Alan Brown

Personal information
- Born: 17 October 1935 (age 90) Rainworth, Nottinghamshire
- Batting: Right-handed
- Bowling: Right-arm fast-medium

International information
- National side: England;
- Test debut: 21 October 1961 v Pakistan
- Last Test: 11 November 1961 v India

Career statistics
| Competition | Test | FC | LA |
| Matches | 2 | 251 | 31 |
| Runs scored | 3 | 2,189 | 194 |
| Batting average | – | 9.72 | 9.70 |
| 100s/50s | 0/0 | 0/3 | 0/0 |
| Top score | 3* | 81 | 37 |
| Balls bowled | 323 | 40,603 | 1,516 |
| Wickets | 3 | 743 | 37 |
| Bowling average | 50.00 | 24.66 | 25.54 |
| 5 wickets in innings | 0 | 26 | 0 |
| 10 wickets in match | 0 | 4 | 0 |
| Best bowling | 3/27 | 8/47 | 4/17 |
| Catches/stumpings | 1/– | 104/– | 8/– |
- Source: CricInfo, 4 April 2017

= Alan Brown (cricketer, born 1935) =

English cricketer

Alan Brown (born 17 October 1935) is an English former professional cricketer who played in two Test matches against Pakistan and India in 1961. He also played County cricket for Kent County Cricket Club between 1957 and 1970. He was born in Rainworth in Nottinghamshire.

==Cricket career==
Brown was genuine fast bowler in his youth. He went on the 1961/1962 tour to India, Pakistan and Ceylon when the regular England pace attack (including Trueman and Statham) declined to tour, but found the wickets too flat for his style of bowling. He took 3 for 27 in Pakistan's second innings on his debut as England ran out winners by five wickets, but went wicketless in the draw against India in Bombay.
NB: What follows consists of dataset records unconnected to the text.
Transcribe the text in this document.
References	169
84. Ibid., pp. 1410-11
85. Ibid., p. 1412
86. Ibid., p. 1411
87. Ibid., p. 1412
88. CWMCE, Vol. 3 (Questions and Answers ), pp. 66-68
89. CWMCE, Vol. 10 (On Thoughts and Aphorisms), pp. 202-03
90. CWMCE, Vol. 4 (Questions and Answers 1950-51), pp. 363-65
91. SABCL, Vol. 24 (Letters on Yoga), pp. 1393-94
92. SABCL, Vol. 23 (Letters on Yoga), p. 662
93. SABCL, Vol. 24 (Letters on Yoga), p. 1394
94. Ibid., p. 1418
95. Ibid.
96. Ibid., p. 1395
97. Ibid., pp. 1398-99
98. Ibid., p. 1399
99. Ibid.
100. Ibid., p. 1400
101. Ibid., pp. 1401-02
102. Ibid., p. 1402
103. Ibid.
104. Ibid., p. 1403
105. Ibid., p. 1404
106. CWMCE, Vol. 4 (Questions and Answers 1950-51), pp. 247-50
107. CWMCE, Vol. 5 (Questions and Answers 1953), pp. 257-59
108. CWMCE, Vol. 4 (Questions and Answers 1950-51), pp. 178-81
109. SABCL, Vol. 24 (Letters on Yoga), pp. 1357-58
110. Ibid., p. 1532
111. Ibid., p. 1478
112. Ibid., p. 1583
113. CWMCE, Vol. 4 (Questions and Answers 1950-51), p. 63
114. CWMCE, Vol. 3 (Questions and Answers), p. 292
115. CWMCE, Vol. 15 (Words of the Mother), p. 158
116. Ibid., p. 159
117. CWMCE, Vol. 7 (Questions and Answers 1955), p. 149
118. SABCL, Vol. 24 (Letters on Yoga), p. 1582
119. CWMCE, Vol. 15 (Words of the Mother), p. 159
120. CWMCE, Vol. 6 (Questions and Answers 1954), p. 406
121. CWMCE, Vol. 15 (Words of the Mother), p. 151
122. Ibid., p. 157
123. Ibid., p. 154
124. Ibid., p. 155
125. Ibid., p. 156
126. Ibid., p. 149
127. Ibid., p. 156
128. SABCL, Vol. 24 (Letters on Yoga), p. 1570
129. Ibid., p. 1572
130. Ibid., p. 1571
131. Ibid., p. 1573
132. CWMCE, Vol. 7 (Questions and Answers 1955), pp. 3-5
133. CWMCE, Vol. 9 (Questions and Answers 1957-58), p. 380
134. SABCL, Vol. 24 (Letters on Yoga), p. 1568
After making one appearance for Nottinghamshire Second XI in 1953, Brown made his first-class cricket debut in 1957 for Kent against Cambridge University. He played regularly for Kent until 1970 as the county's main strike bowler. He was capped by the county in 1961 and took 100 wickets in 1965.

Bowling with a drag more suited to the back foot no ball rule, he led Kent's attack for a decade although his pace declined with age. His most successful season came in 1965, when he claimed 119 wickets with a bowling average of 19.04, but further England honours eluded him.

A hard hitting tail end batsman, he scored three fifties with a best of 81. He retired in 1970, with 743 first-class cricket wickets at under 25 apiece. A talented all round sportsman, he also played football as a centre-forward for Gravesend & Northfleet, Margate, Canterbury City, Deal Town, Bexley United and Whitstable Town.